Thaxter never made it to Peninsula, and the Panthers started strong. Peninsula led, 6-0, after the first round, and had clinched the match with an 11-1 lead after two rounds.
Risa Nakagawa and Sara Khattab swept at No. 1 doubles for Peninsula, and the No. 2 team of Gala Strong and Tia Elipusan won twice before being subbed out. The margins were larger than the teams' first meeting, a 12-6 Peninsula win on Sept. 25. The Panthers also didn't have Hosseini for that match.
"It made a little bit of a difference [having Hosseini back], but I think our doubles were just sharper today," Hoeger said. "The first round was an impressive round for us. We've been playing better week by week, and now we know that it's not an illusion — we actually are playing better. Sometimes you just don't know, with your competition, but Brian's always got interesting [doubles] formations. You don't know how to play his teams, because they try different things. It's like a spread offense or something. They have options: lobbing, poaching, getting to the net.
"I'm more of a traditionalist, so I always get nervous playing against his doubles teams. They have a lot of strategies, but today we just hit the ball better. I think that was the difference."
Siena Sharf and Jasie Dunk won CdM's lone set against a Peninsula starter, as they beat the Panthers' No. 3 doubles team of Rachel Martinez and Sarina Liu, 6-3, in the second round. In the final round, CdM senior doubles teams of Kenzie Purcifull and Kimmia Naaseh, as well as substitutes Gigi Gill and Robin Caston, each beat Peninsula substitutes.
It was a good CIF run for the Sea Kings. They boast only one tournament player in Thaxter, and she played in just one of their four CIF matches. But CdM still got to the semifinals for the first time in three years.
"None of us were expecting us to get as far as we did," Gerdau said. "As a team, we've become so close, and I think that's really helped us as we've come through the season."
Ricker showed the Sea Kings the score sheet from the previous match before Wednesday's match began, reminding them how it easily could have been 6-6 after two rounds.

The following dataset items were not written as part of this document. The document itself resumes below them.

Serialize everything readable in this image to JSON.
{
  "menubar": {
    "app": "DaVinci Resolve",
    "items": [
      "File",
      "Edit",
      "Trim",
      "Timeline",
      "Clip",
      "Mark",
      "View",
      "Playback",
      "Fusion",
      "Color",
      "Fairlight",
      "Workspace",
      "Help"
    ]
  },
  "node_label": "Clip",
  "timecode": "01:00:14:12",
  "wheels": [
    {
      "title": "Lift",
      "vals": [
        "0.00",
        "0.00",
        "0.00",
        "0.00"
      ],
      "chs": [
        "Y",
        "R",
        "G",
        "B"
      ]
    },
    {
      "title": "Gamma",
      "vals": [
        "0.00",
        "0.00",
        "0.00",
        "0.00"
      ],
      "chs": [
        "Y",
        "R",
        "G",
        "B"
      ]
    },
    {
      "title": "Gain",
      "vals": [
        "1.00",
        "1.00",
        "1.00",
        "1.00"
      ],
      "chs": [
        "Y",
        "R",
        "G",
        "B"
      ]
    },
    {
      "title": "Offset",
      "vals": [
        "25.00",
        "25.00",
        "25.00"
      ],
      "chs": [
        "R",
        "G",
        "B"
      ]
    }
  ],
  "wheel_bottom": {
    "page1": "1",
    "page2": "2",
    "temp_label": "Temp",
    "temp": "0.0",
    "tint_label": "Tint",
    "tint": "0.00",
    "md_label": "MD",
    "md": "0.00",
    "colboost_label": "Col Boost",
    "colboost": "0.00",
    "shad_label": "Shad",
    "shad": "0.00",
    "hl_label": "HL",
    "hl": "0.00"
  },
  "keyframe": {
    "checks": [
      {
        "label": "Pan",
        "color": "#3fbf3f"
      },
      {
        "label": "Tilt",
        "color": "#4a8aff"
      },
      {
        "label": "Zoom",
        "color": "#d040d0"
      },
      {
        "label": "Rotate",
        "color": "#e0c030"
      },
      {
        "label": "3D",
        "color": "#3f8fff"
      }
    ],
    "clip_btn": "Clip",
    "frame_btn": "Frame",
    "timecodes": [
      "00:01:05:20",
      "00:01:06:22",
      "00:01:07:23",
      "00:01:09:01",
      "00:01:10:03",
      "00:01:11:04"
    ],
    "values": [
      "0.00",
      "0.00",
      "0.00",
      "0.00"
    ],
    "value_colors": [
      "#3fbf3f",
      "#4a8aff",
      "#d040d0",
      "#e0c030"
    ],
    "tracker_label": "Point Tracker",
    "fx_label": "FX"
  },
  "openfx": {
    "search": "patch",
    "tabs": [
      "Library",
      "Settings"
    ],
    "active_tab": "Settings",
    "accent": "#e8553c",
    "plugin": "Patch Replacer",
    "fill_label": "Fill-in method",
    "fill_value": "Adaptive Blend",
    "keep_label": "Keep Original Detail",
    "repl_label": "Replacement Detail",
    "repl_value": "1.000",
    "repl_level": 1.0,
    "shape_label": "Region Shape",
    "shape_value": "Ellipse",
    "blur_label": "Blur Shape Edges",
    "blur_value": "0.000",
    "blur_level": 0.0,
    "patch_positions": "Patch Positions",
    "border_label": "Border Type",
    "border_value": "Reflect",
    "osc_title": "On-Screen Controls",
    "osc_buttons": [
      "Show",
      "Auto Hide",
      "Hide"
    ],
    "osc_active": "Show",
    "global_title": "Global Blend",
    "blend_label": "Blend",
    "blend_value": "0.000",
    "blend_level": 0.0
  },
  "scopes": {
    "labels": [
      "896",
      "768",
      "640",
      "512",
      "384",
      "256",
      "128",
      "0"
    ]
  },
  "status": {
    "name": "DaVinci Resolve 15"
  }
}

He peered over at the Panthers, huddled on the No. 1 singles court.
"Girls, they are so nervous," Ricker told his team.
But Hoeger said it appeared that CdM missed having Thaxter.
"You could see that the intensity was not quite the same for those girls," Hoeger said. "They needed their No. 1 girl."
It worked out well for him, though.
The match ended quicker, so nobody had to play in the dark.